According to a December 14, 2016, press release City Manager Rebecca Polizzotto has formed an experienced team to represent the City of Mill Creek in ongoing contract negotiations with Snohomish County Fire District 7.

Mill Creek’s current contract with Fire District 7 expires on December 31, 2016, but it provides automatic renewal provisions that allow fire and emergency medical services to be delivered while negotiations continue.

Interim Public Information Officer / Police Chief Greg Elwin wrote, “The City is proposing a six-year contract to coincide with the length of the EMS levy approved by Mill Creek voters in November, 2016.  The cost to the City of a new six year Fire and EMS service contract is approximately $25 million.”

Polizzotto said, “This contract represents a significant impact to the City budget. Therefore, it is imperative to assemble a team of individuals who possess the necessary historical, financial and legal expertise to help negotiate a contract that protects the interests of the taxpayers of Mill Creek while also fairly compensating Fire District 7 for services provided.”

Elwin wrote, “The City Manager has assembled a contract negotiating team comprised of individuals with a wide array of public and private sector experience.”

“City Manager Rebecca Polizzotto leads the team.  Her experience and leadership in both city government, and as a Chief Assistant Attorney General, positions her well to take the lead.”

“Ms. Polizzotto is joined by City of Mill Creek Director of Finance and Administration Peggy Lauerman, Mill Creek City Attorney Scott Missall, and former Mill Creek City Manager Bob Stowe.”

“Each of the team members bring knowledge and experience that will be very beneficial for both sides as negotiations move forward.”
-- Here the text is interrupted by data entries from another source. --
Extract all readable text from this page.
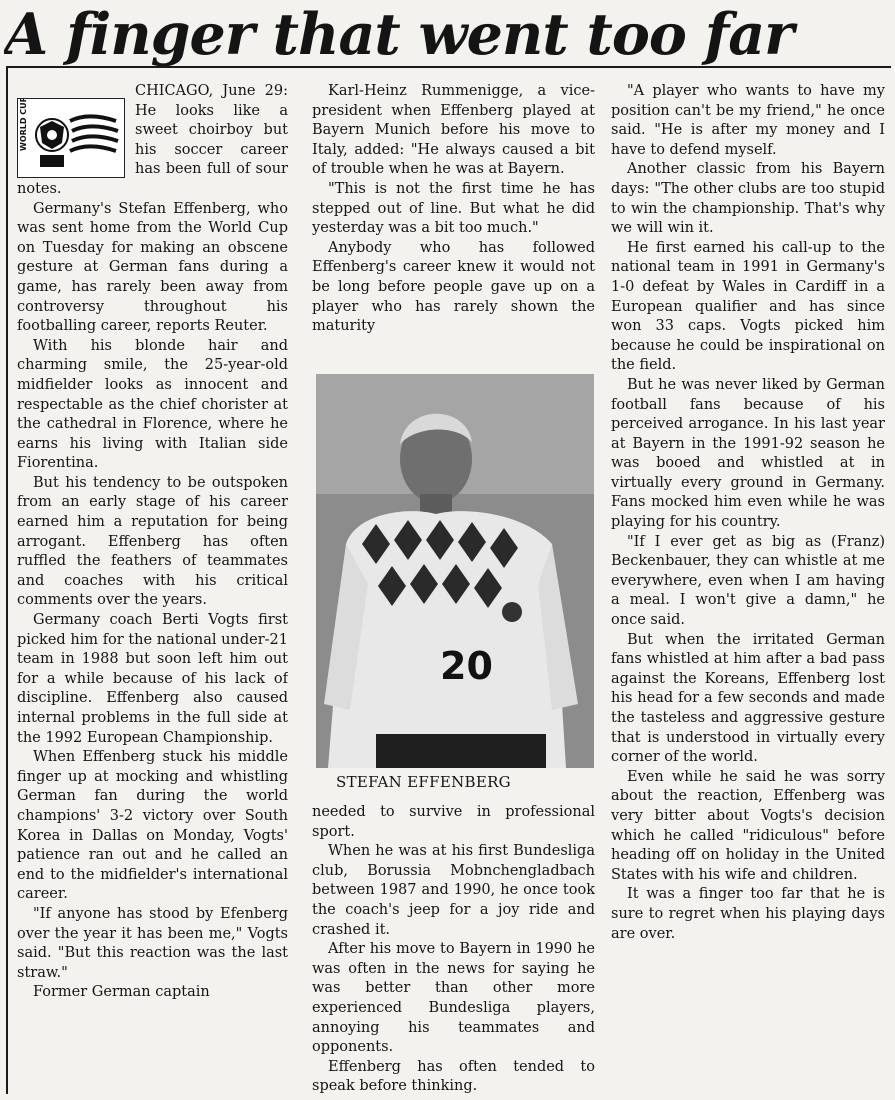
A finger that went too far
WORLD CUP 94	CHICAGO, June 29: He looks like a sweet choirboy but his soccer career has been full of sour notes.

Germany's Stefan Effenberg, who was sent home from the World Cup on Tuesday for making an obscene gesture at German fans during a game, has rarely been away from controversy throughout his footballing career, reports Reuter.

With his blonde hair and charming smile, the 25-year-old midfielder looks as innocent and respectable as the chief chorister at the cathedral in Florence, where he earns his living with Italian side Fiorentina.

But his tendency to be outspoken from an early stage of his career earned him a reputation for being arrogant. Effenberg has often ruffled the feathers of teammates and coaches with his critical comments over the years.

Germany coach Berti Vogts first picked him for the national under-21 team in 1988 but soon left him out for a while because of his lack of discipline. Effenberg also caused internal problems in the full side at the 1992 European Championship.

When Effenberg stuck his middle finger up at mocking and whistling German fan during the world champions' 3-2 victory over South Korea in Dallas on Monday, Vogts' patience ran out and he called an end to the midfielder's international career.

"If anyone has stood by Efenberg over the year it has been me," Vogts said. "But this reaction was the last straw."

Former German captain

Karl-Heinz Rummenigge, a vice-president when Effenberg played at Bayern Munich before his move to Italy, added: "He always caused a bit of trouble when he was at Bayern.

"This is not the first time he has stepped out of line. But what he did yesterday was a bit too much."

Anybody who has followed Effenberg's career knew it would not be long before people gave up on a player who has rarely shown the maturity

20
STEFAN EFFENBERG

needed to survive in professional sport.

When he was at his first Bundesliga club, Borussia Mobnchengladbach between 1987 and 1990, he once took the coach's jeep for a joy ride and crashed it.

After his move to Bayern in 1990 he was often in the news for saying he was better than other more experienced Bundesliga players, annoying his teammates and opponents.

Effenberg has often tended to speak before thinking.

"A player who wants to have my position can't be my friend," he once said. "He is after my money and I have to defend myself.

Another classic from his Bayern days: "The other clubs are too stupid to win the championship. That's why we will win it.

He first earned his call-up to the national team in 1991 in Germany's 1-0 defeat by Wales in Cardiff in a European qualifier and has since won 33 caps. Vogts picked him because he could be inspirational on the field.

But he was never liked by German football fans because of his perceived arrogance. In his last year at Bayern in the 1991-92 season he was booed and whistled at in virtually every ground in Germany. Fans mocked him even while he was playing for his country.

"If I ever get as big as (Franz) Beckenbauer, they can whistle at me everywhere, even when I am having a meal. I won't give a damn," he once said.

But when the irritated German fans whistled at him after a bad pass against the Koreans, Effenberg lost his head for a few seconds and made the tasteless and aggressive gesture that is understood in virtually every corner of the world.

Even while he said he was sorry about the reaction, Effenberg was very bitter about Vogts's decision which he called "ridiculous" before heading off on holiday in the United States with his wife and children.

It was a finger too far that he is sure to regret when his playing days are over.
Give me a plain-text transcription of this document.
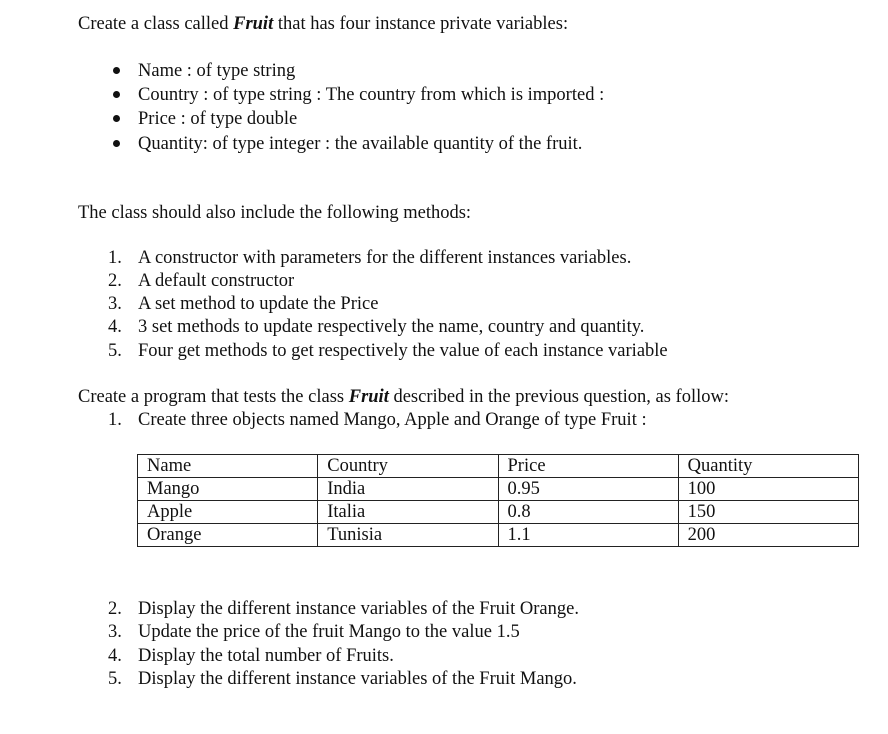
Create a class called Fruit that has four instance private variables:
Name : of type string
Country : of type string : The country from which is imported :
Price : of type double
Quantity: of type integer : the available quantity of the fruit.
The class should also include the following methods:
1. A constructor with parameters for the different instances variables.
2. A default constructor
3. A set method to update the Price
4. 3 set methods to update respectively the name, country and quantity.
5. Four get methods to get respectively the value of each instance variable
Create a program that tests the class Fruit described in the previous question, as follow:
1. Create three objects named Mango, Apple and Orange of type Fruit :
Name	Country	Price	Quantity
Mango	India	0.95	100
Apple	Italia	0.8	150
Orange	Tunisia	1.1	200
2. Display the different instance variables of the Fruit Orange.
3. Update the price of the fruit Mango to the value 1.5
4. Display the total number of Fruits.
5. Display the different instance variables of the Fruit Mango.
It’s interesting to note that Stowe was city manager and Missall was city attorney when the current fire contract was first negotiated 20 years ago.

Elwin said that Stowe “will be able to speak first-hand as to the original intent and purpose of various contract provisions” and Missall “has been involved in the evolution of the contract for the past two decades.”

Mill Creek’s contract with Fire District 7 has been amended three times in the last 20 years.

Amendment two, which took effect in 2011, improved the average emergency response time to six minutes by adding two designated emergency medical services personnel to Mill Creek Fire Station 76’s original three-person firefighting crew.

Tim Burns was Mill Creek’s city manager and Missall was city attorney at the time amendment two was signed.

Amendment three, which was negotiated in 2011 and 2012, was necessary because Fire District 7’s actual costs for running Mill Creek Fire Station 76 were much higher than the city’s contracted payments.

Former Public Works Director Tom Gathmann was acting city manager and Shane Moloney was city attorney at the time amendment three was signed.

The Mill Creek City Council plans to hold a special meeting on Tuesday, December 20, 2016, to hear city staff present information on the fire contract and to discuss the city’s options.

This discussion was originally scheduled for the Mill Creek City Council’s December 13th regular meeting, but Missall was not available and had to be rescheduled.